Radeon R9 290 Tri-X to karta oparta na referencyjnej płytce AMD. Jedyną modyfikacje Sapphire to zmiana chłodzenia - na autorskie systemy VRM, czy inne ulepszenia musimy poczekać do wersji Vapor-X/Toxic. Wrażenia wizualne? Karta jest bardzo długa - ma aż 31 cm, co oznacza, że nie zmieści się do każdej obudowy. Na szczęście, razem z chłodzeniem, zajmuje tylko dwa sloty, więc z połączeniem dwóch układów w Crossfire problemów nie będzie. Przed uruchomieniem 290 od Sapphire trzeba najpierw podłączyć do niej 6 i 8-pinowe wtyczki zasilania - układ zużywa około 385W (bez podkręcenia).

Reklama

Rdzeniem karty jest okrojony układ Hawaii XT z 2560 procesorami strumieniowymi i 160 jednostkami teksturującymi, taktowany zegarem 1000 mHz. Na pokładzie są 4 GB pamięci RAM o częstotliwości 5,2 GHz.

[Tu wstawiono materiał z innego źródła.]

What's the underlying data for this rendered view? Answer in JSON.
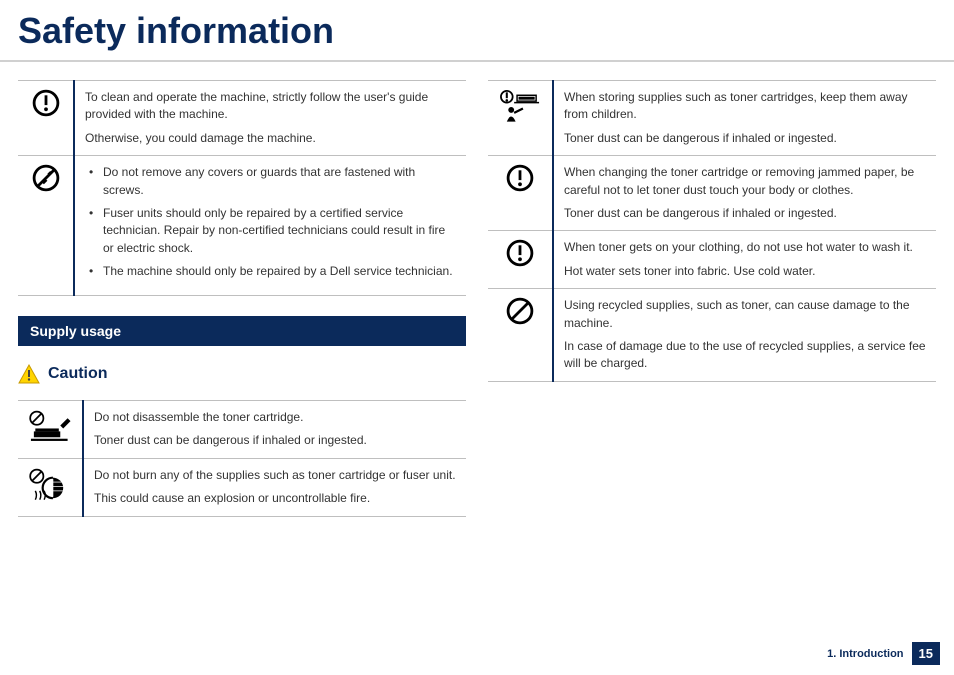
{
  "title": "Safety information",
  "left": {
    "rows_top": [
      {
        "lines": [
          "To clean and operate the machine, strictly follow the user's guide provided with the machine.",
          "Otherwise, you could damage the machine."
        ]
      },
      {
        "bullets": [
          "Do not remove any covers or guards that are fastened with screws.",
          "Fuser units should only be repaired by a certified service technician. Repair by non-certified technicians could result in fire or electric shock.",
          "The machine should only be repaired by a Dell service technician."
        ]
      }
    ],
    "section_bar": "Supply usage",
    "caution_label": "Caution",
    "rows_bottom": [
      {
        "lines": [
          "Do not disassemble the toner cartridge.",
          "Toner dust can be dangerous if inhaled or ingested."
        ]
      },
      {
        "lines": [
          "Do not burn any of the supplies such as toner cartridge or fuser unit.",
          "This could cause an explosion or uncontrollable fire."
        ]
      }
    ]
  },
  "right": {
    "rows": [
      {
        "lines": [
          "When storing supplies such as toner cartridges, keep them away from children.",
          "Toner dust can be dangerous if inhaled or ingested."
        ]
      },
      {
        "lines": [
          "When changing the toner cartridge or removing jammed paper, be careful not to let toner dust touch your body or clothes.",
          "Toner dust can be dangerous if inhaled or ingested."
        ]
      },
      {
        "lines": [
          "When toner gets on your clothing, do not use hot water to wash it.",
          "Hot water sets toner into fabric. Use cold water."
        ]
      },
      {
        "lines": [
          "Using recycled supplies, such as toner, can cause damage to the machine.",
          "In case of damage due to the use of recycled supplies, a service fee will be charged."
        ]
      }
    ]
  },
  "footer": {
    "chapter": "1. Introduction",
    "page": "15"
  }
}
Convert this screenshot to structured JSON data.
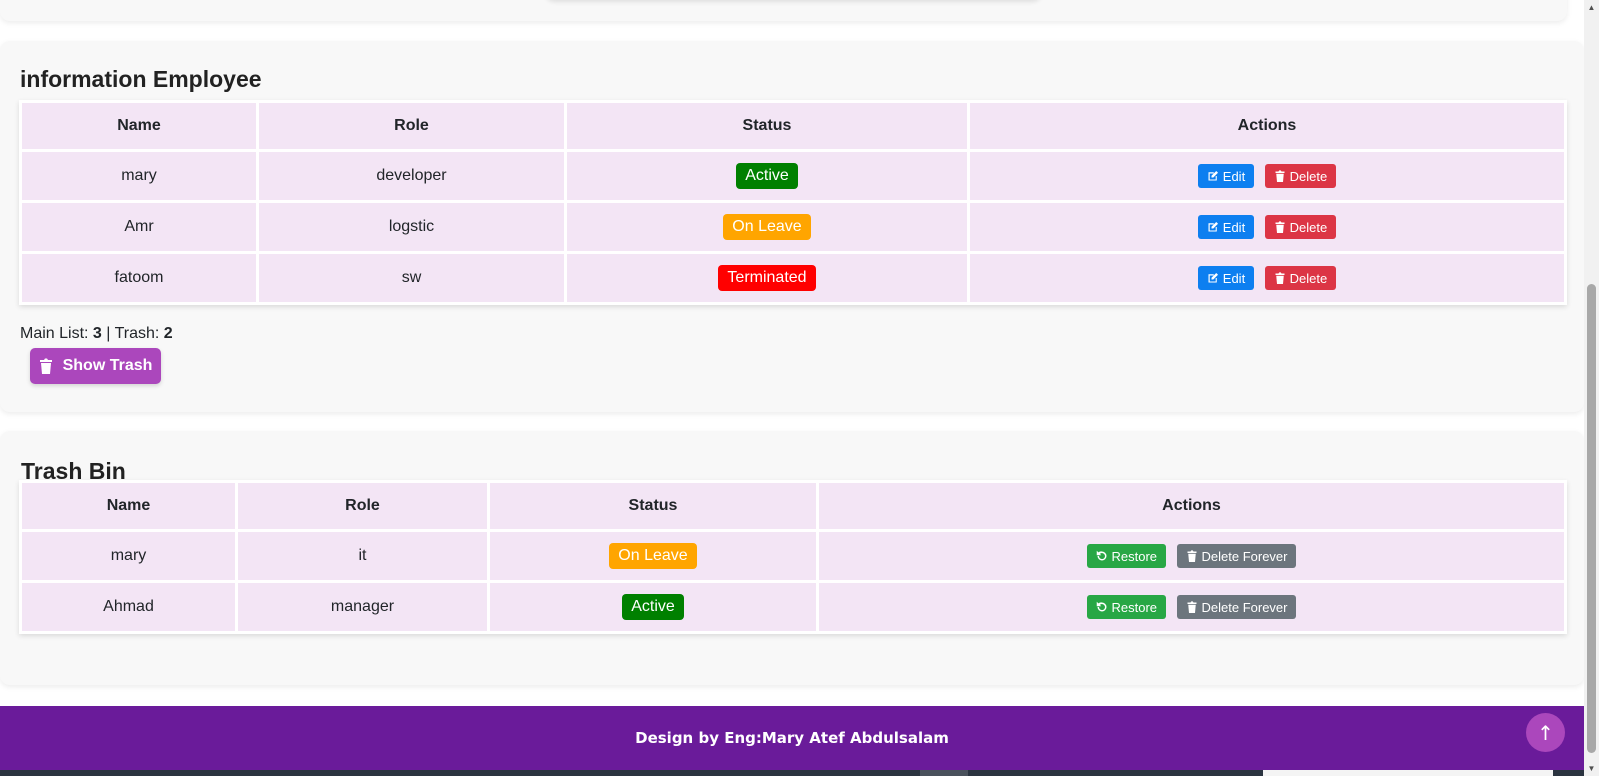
{
  "employee_section": {
    "title": "information Employee",
    "columns": [
      "Name",
      "Role",
      "Status",
      "Actions"
    ],
    "rows": [
      {
        "name": "mary",
        "role": "developer",
        "status": "Active"
      },
      {
        "name": "Amr",
        "role": "logstic",
        "status": "On Leave"
      },
      {
        "name": "fatoom",
        "role": "sw",
        "status": "Terminated"
      }
    ],
    "edit_label": "Edit",
    "delete_label": "Delete"
  },
  "counts": {
    "main_label": "Main List: ",
    "main_value": "3",
    "separator": " | Trash: ",
    "trash_value": "2"
  },
  "show_trash_label": "Show Trash",
  "trash_section": {
    "title": "Trash Bin",
    "columns": [
      "Name",
      "Role",
      "Status",
      "Actions"
    ],
    "rows": [
      {
        "name": "mary",
        "role": "it",
        "status": "On Leave"
      },
      {
        "name": "Ahmad",
        "role": "manager",
        "status": "Active"
      }
    ],
    "restore_label": "Restore",
    "delete_forever_label": "Delete Forever"
  },
  "footer": {
    "text": "Design by Eng:Mary Atef Abdulsalam"
  },
  "scroll_top_label": "↑",
  "colors": {
    "active": "#008000",
    "on_leave": "#ffa500",
    "terminated": "#ff0000",
    "accent": "#ab47bc",
    "footer_bg": "#6a1b9a"
  }
}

Zacznijmy od zużycia prądu - w trybie 2D Tri-X potrzebuje 81W, podczas gry zużycie wzrasta do 384W, a po podkręceniu, trzeba się liczyć z poborem mocy rzędu ponad 480W. Jednocześnie jednak temperatura GPU nie przekroczyła 5 stopni. Do tego chłodzenie czyni cuda z poziomem hałasu - karta jest praktycznie niesłyszalna.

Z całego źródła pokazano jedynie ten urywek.